On January 5, 1932, The Times carried a letter from A. Abrahams, secretary of the executive committee of the Revisionist World Union, who noted that in the report of the Warsaw Yiddish daily Der Hajnt, the quoted passage makes for a “different reading.” According to Der Hajnt, Jabotinsky had declared, “England, with her 13 years’ government in Palestine, has nullified our aspirations. She has thereby set light to 15,000,000 Jewish hearts, and the danger of 15,000,000 flaming matches is very great.”
That still could be considered incendiary, but arguably not quite explosive.

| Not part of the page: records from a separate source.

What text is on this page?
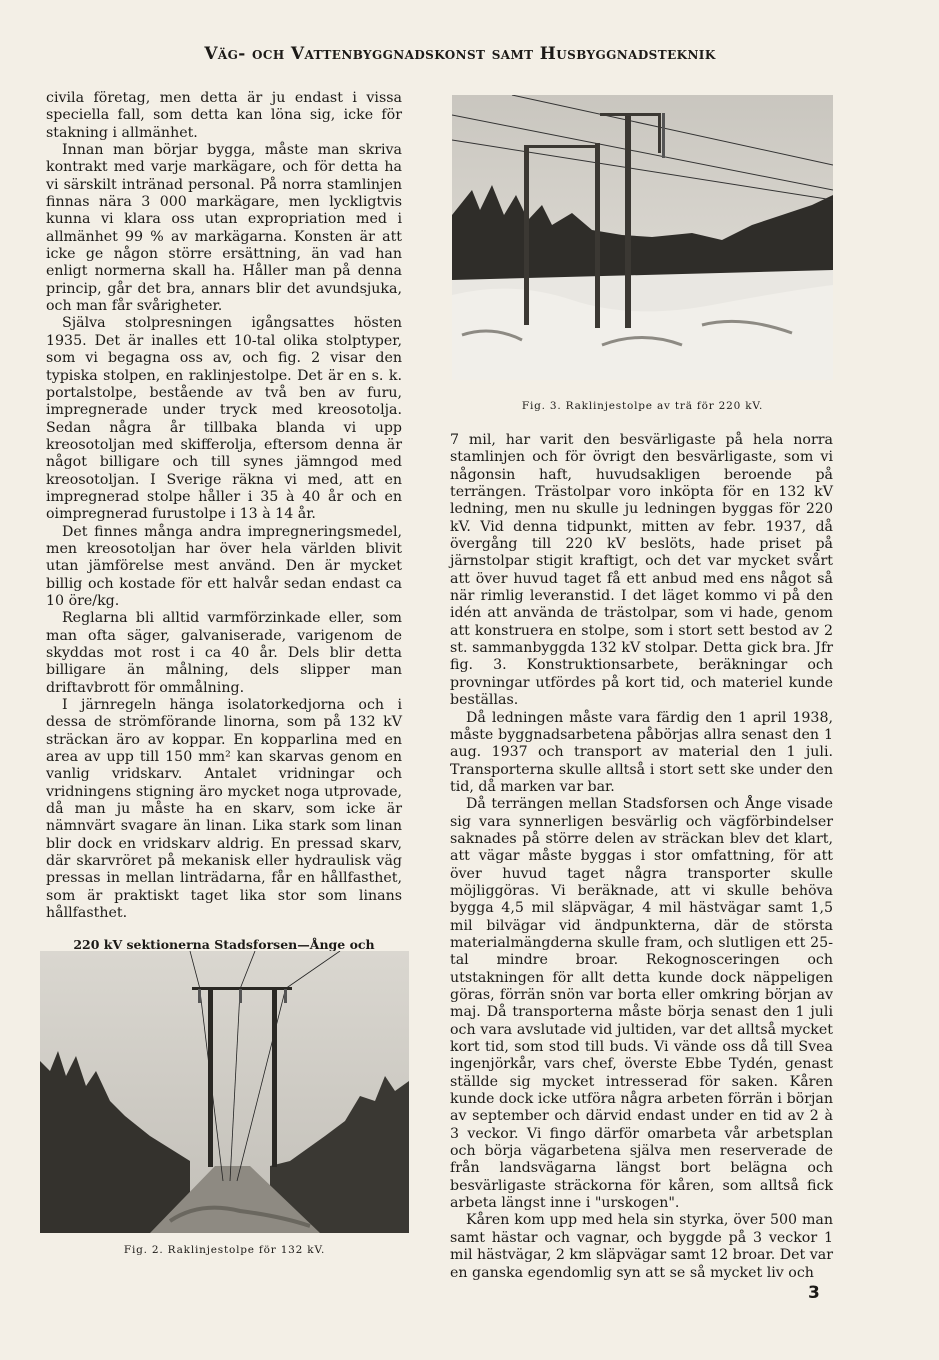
Väg- och Vattenbyggnadskonst samt Husbyggnadsteknik

civila företag, men detta är ju endast i vissa speciella fall, som detta kan löna sig, icke för stakning i allmänhet.

Innan man börjar bygga, måste man skriva kontrakt med varje markägare, och för detta ha vi särskilt intränad personal. På norra stamlinjen finnas nära 3 000 markägare, men lyckligtvis kunna vi klara oss utan expropriation med i allmänhet 99 % av markägarna. Konsten är att icke ge någon större ersättning, än vad han enligt normerna skall ha. Håller man på denna princip, går det bra, annars blir det avundsjuka, och man får svårigheter.

Själva stolpresningen igångsattes hösten 1935. Det är inalles ett 10-tal olika stolptyper, som vi begagna oss av, och fig. 2 visar den typiska stolpen, en raklinjestolpe. Det är en s. k. portalstolpe, bestående av två ben av furu, impregnerade under tryck med kreosotolja. Sedan några år tillbaka blanda vi upp kreosotoljan med skifferolja, eftersom denna är något billigare och till synes jämngod med kreosotoljan. I Sverige räkna vi med, att en impregnerad stolpe håller i 35 à 40 år och en oimpregnerad furustolpe i 13 à 14 år.

Det finnes många andra impregneringsmedel, men kreosotoljan har över hela världen blivit utan jämförelse mest använd. Den är mycket billig och kostade för ett halvår sedan endast ca 10 öre/kg.

Reglarna bli alltid varmförzinkade eller, som man ofta säger, galvaniserade, varigenom de skyddas mot rost i ca 40 år. Dels blir detta billigare än målning, dels slipper man driftavbrott för ommålning.

I järnregeln hänga isolatorkedjorna och i dessa de strömförande linorna, som på 132 kV sträckan äro av koppar. En kopparlina med en area av upp till 150 mm² kan skarvas genom en vanlig vridskarv. Antalet vridningar och vridningens stigning äro mycket noga utprovade, då man ju måste ha en skarv, som icke är nämnvärt svagare än linan. Lika stark som linan blir dock en vridskarv aldrig. En pressad skarv, där skarvröret på mekanisk eller hydraulisk väg pressas in mellan linträdarna, får en hållfasthet, som är praktiskt taget lika stor som linans hållfasthet.

220 kV sektionerna Stadsforsen—Ånge och

Fig. 3. Raklinjestolpe av trä för 220 kV.

7 mil, har varit den besvärligaste på hela norra stamlinjen och för övrigt den besvärligaste, som vi någonsin haft, huvudsakligen beroende på terrängen. Trästolpar voro inköpta för en 132 kV ledning, men nu skulle ju ledningen byggas för 220 kV. Vid denna tidpunkt, mitten av febr. 1937, då övergång till 220 kV beslöts, hade priset på järnstolpar stigit kraftigt, och det var mycket svårt att över huvud taget få ett anbud med ens något så när rimlig leveranstid. I det läget kommo vi på den idén att använda de trästolpar, som vi hade, genom att konstruera en stolpe, som i stort sett bestod av 2 st. sammanbyggda 132 kV stolpar. Detta gick bra. Jfr fig. 3. Konstruktionsarbete, beräkningar och provningar utfördes på kort tid, och materiel kunde beställas.

Då ledningen måste vara färdig den 1 april 1938, måste byggnadsarbetena påbörjas allra senast den 1 aug. 1937 och transport av material den 1 juli. Transporterna skulle alltså i stort sett ske under den tid, då marken var bar.

Då terrängen mellan Stadsforsen och Ånge visade sig vara synnerligen besvärlig och vägförbindelser saknades på större delen av sträckan blev det klart, att vägar måste byggas i stor omfattning, för att över huvud taget några transporter skulle möjliggöras. Vi beräknade, att vi skulle behöva bygga 4,5 mil släpvägar, 4 mil hästvägar samt 1,5 mil bilvägar vid ändpunkterna, där de största materialmängderna skulle fram, och slutligen ett 25-tal mindre broar. Rekognosceringen och utstakningen för allt detta kunde dock näppeligen göras, förrän snön var borta eller omkring början av maj. Då transporterna måste börja senast den 1 juli och vara avslutade vid jultiden, var det alltså mycket kort tid, som stod till buds. Vi vände oss då till Svea ingenjörkår, vars chef, överste Ebbe Tydén, genast ställde sig mycket intresserad för saken. Kåren kunde dock icke utföra några arbeten förrän i början av september och därvid endast under en tid av 2 à 3 veckor. Vi fingo därför omarbeta vår arbetsplan och börja vägarbetena själva men reserverade de från landsvägarna längst bort belägna och besvärligaste sträckorna för kåren, som alltså fick arbeta längst inne i "urskogen".

Kåren kom upp med hela sin styrka, över 500 man samt hästar och vagnar, och byggde på 3 veckor 1 mil hästvägar, 2 km släpvägar samt 12 broar. Det var en ganska egendomlig syn att se så mycket liv och

Fig. 2. Raklinjestolpe för 132 kV.
3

It was only on January 27, 1932, some three weeks later, that Jabotinsky was provided a platform in the form of a letter to the editor in The Times. The Palestine Bulletin published it the following day. Jabotinsky clarified his actual words, in which he had mentioned the term “dynamite,” as: “But this is not the only game of world incendiarism in which some English agencies now seem to engage. There is an even bigger one going on just now: I mean the systematic galvanization of pan-Islamic fanaticism in its most medieval and reactionary form. Jerusalem is being converted into a center of incitement... a center from which innumerable sticks of dynamite are to be showered all round, threatening not only our Jewish settlers in Palestine but also the whole of Europe’s colonial system.”
Accepting Jabotinsky’s testimony, one must conclude that he had been the victim of a “fake news” item.
But that was only one part of the fakery.
As the JTA and The Palestine Bulletin noted, Jabotinsky’s letter in The Times had been shortened. We may well suspect that it wasn’t just a matter of space. Jabotinsky did not hold back his strong opinion on the reality of England’s rule over Palestine in period of the post-1929 riots.
Here are some of the missing excerpts:
“Let me warn all concerned against attempts to shout down the feelings here expressed as those of one single faction or one single person. It would be blindness not to realize that the natural reaction to all this must inevitably be the rise of a strong anti-English feeling among all sections of Jewry not living under the British crown.
“In this term, anti-English feeling, I imply no hint of a futile threat.... It was we who have for years, and even as late as the 1931 Zionist Congress, endeavored to persuade our masses that the main defaulters were the Palestine bureaucracy and the Zionist leadership; but that there still remained England’s collective conscience as our Court of Appeal, and if we only could reach it, it would redress all our wrongs. I wish we could still go on preaching the same... but a moment comes when even the most desirable illusion can no longer be maintained in the face of cruel realities.”
Jabotinsky had suffered a double fake news hit, and it wasn’t the first time he was victimized.
On April 29, 1930, the JTA published an interview with Emir Ardel Arslan, head of an Arab delegation then visiting America, who alleged that Jabotinsky had once said, “The Zionists will only allow enough Arabs to remain in Palestine to be hewers of wood and drawers of water.” It was only on May 12 of that year when the JTA published Jabotinsky’s reaction which was that the allegation was an “invention”.
The source of the misquotation, Jabotinsky pointed out, was in the Palestine Inquiry Commission Report, from the commission appointed after the 1929 riots. His actual words were: “There is not one Zionist who really dreams of ousting the existing rural population of Palestine... irrespective of whether I desire to oust them or not, it is impossible.... Perhaps it is possible... to constitute a nation simply by urban population, waiting for such time when the intensification of cultivation will allow the Arabs to live on a smaller area so that we can buy the remainder.”
Fake news is not new.
The writers are members of Israel’s Media Watch (imediaw.org.il).